Last month, one of our evals caught that GPT-4 had started being more conservative about SQL generation. It wasn't wrong, exactly. It just started wrapping everything in unnecessary COALESCE statements. Performance tanked. Our monitoring didn't catch it because the queries still worked. But our evals showed a 30% increase in query complexity overnight.

Without evals, that would have been a slow bleed. A gradual degradation that nobody quite noticed until some VP asked why the dashboards were loading slower.

## Healthcare: When Evals Become Audit Trails

In healthcare AI, evals aren't just good practice. They're your audit trail.

When a regulator asks "How do you know your model isn't hallucinating medication names?", you can't just say "We tested it." You need to show exactly how you tested it. With what data. How often. What the results were.

Your eval suite becomes part of your compliance documentation. Every run is logged. Every drift is documented. Every model update triggers a full eval run before deployment.

I've seen teams try to bolt on compliance after the fact. It's painful. Build it into your eval system from day one. Log everything. Version everything. Treat eval results as production data.

In one healthcare project, we caught a model drift that was substituting generic drug names for brand names. Technically correct, but it confused patients who knew their meds by brand. Our pharmacist consultant spotted it in the eval review. That's the kind of subtle failure that only domain experts catch, but evals make visible.

## Growing Your Eval Suite

Your eval suite isn't static. Every production issue generates new test cases. Every customer complaint becomes an eval. Every edge case you didn't think of gets added to the suite.

We add about 5 new test cases per week. Some weeks more. Some weeks none. But the suite grows with the product.

Track eval results over time. Graph them. You'll start to see patterns. Maybe the model gets worse at a specific task every time there's an update. Maybe certain types of inputs are always brittle.

One pattern we've noticed: models get worse at saying "I don't know" over time. They get more confident with each update. More willing to hallucinate. Our evals track this explicitly now.

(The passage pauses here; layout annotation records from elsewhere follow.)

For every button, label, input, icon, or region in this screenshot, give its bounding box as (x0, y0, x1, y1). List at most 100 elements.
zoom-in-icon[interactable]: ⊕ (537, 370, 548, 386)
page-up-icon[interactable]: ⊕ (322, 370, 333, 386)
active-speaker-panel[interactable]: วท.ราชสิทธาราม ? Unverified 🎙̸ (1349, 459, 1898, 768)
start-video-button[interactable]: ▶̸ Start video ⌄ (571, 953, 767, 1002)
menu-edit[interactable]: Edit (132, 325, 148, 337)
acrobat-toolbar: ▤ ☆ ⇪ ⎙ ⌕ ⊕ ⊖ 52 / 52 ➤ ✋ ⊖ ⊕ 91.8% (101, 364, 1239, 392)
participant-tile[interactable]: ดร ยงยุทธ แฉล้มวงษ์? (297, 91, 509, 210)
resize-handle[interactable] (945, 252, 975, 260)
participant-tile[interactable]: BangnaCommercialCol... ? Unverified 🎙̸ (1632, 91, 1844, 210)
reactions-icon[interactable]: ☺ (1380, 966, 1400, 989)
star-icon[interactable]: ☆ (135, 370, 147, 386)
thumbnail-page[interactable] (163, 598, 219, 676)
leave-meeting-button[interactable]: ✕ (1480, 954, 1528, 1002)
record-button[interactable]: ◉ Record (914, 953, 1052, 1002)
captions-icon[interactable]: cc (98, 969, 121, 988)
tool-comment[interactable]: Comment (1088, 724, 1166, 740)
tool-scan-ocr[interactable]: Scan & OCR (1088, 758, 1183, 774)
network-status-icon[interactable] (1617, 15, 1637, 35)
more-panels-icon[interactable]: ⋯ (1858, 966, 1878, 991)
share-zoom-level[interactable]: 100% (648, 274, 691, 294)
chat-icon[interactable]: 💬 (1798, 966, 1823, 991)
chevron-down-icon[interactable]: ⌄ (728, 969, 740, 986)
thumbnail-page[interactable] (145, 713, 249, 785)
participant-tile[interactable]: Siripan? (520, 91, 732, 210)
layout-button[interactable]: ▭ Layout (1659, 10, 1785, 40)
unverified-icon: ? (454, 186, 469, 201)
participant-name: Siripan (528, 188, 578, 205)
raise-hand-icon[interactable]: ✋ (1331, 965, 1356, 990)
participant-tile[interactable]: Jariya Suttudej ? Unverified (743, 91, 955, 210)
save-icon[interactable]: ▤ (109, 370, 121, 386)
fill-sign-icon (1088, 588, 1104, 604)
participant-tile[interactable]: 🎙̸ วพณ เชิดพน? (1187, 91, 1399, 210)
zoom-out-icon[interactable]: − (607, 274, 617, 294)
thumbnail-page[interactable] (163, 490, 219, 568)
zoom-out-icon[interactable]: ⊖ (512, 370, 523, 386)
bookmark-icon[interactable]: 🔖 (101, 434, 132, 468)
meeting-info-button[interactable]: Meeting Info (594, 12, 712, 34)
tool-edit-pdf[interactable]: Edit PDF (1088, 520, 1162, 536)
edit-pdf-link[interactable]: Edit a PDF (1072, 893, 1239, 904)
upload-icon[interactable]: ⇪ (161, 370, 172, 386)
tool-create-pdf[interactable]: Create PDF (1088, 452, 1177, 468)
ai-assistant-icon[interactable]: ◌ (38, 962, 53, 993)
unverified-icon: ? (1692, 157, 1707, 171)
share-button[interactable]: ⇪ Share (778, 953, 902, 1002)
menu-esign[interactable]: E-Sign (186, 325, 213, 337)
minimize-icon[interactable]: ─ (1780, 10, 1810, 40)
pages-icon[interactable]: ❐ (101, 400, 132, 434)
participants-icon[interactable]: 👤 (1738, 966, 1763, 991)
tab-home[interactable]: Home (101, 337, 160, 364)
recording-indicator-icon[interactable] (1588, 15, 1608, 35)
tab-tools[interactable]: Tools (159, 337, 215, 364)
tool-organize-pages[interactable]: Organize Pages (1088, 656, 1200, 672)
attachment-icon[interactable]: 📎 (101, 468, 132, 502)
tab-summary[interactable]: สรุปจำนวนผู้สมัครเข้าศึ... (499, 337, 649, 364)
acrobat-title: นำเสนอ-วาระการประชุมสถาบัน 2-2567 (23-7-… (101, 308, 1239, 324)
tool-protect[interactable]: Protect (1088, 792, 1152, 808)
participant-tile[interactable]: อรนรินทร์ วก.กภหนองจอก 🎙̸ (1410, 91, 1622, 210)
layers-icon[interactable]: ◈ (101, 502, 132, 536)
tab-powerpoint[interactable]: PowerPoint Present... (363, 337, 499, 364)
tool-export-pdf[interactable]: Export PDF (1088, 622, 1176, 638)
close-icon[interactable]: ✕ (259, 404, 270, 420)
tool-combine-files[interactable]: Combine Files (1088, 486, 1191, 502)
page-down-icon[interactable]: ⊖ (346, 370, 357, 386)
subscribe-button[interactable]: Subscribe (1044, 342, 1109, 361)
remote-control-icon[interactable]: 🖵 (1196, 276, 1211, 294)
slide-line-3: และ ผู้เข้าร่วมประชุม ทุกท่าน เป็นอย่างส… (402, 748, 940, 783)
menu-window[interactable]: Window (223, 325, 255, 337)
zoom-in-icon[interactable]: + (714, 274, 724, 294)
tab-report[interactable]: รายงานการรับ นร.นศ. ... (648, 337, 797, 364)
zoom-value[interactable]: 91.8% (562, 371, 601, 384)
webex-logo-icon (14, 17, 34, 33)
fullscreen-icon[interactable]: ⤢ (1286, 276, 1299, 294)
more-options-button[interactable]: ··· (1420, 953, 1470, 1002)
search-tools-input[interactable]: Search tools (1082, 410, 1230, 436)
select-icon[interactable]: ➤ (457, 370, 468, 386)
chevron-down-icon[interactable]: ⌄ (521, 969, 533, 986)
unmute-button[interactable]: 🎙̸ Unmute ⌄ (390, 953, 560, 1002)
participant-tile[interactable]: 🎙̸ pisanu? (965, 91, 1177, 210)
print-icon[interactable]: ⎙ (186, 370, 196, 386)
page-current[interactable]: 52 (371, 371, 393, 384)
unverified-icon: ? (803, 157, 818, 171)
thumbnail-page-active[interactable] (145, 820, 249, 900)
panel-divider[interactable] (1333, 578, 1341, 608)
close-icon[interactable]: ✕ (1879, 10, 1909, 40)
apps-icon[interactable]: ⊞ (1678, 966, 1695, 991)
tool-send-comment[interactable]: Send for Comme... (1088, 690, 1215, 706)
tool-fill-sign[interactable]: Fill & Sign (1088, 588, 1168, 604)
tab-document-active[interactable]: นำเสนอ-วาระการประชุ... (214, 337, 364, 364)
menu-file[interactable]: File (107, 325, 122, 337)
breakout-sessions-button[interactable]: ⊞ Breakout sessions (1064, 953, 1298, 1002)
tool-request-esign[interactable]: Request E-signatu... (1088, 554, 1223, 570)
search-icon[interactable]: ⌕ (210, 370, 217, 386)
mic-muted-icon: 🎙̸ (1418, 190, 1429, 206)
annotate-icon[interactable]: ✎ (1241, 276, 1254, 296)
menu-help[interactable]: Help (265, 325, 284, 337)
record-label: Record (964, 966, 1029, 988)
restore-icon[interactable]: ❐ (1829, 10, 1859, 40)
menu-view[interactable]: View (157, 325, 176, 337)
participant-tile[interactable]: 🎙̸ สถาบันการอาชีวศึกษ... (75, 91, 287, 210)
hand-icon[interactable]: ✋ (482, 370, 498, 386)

The eval suite becomes institutional memory. It remembers all the ways your system has failed before. It checks for them every time you deploy.

Start small. 10 test cases are better than zero. 50 is better than 10. But start today. That LLM feature you're shipping next week? It needs evals. Not later. Now.

Because in three weeks, when the model provider pushes an update that breaks your carefully crafted prompts, you'll want to know immediately. Not when customers start complaining. Not when your support queue explodes.

You'll know because your evals told you. And you'll fix it before anyone notices.

That's the difference between shipping AI features and operating AI systems. The features are easy. The operations require discipline. Evals are where that discipline lives.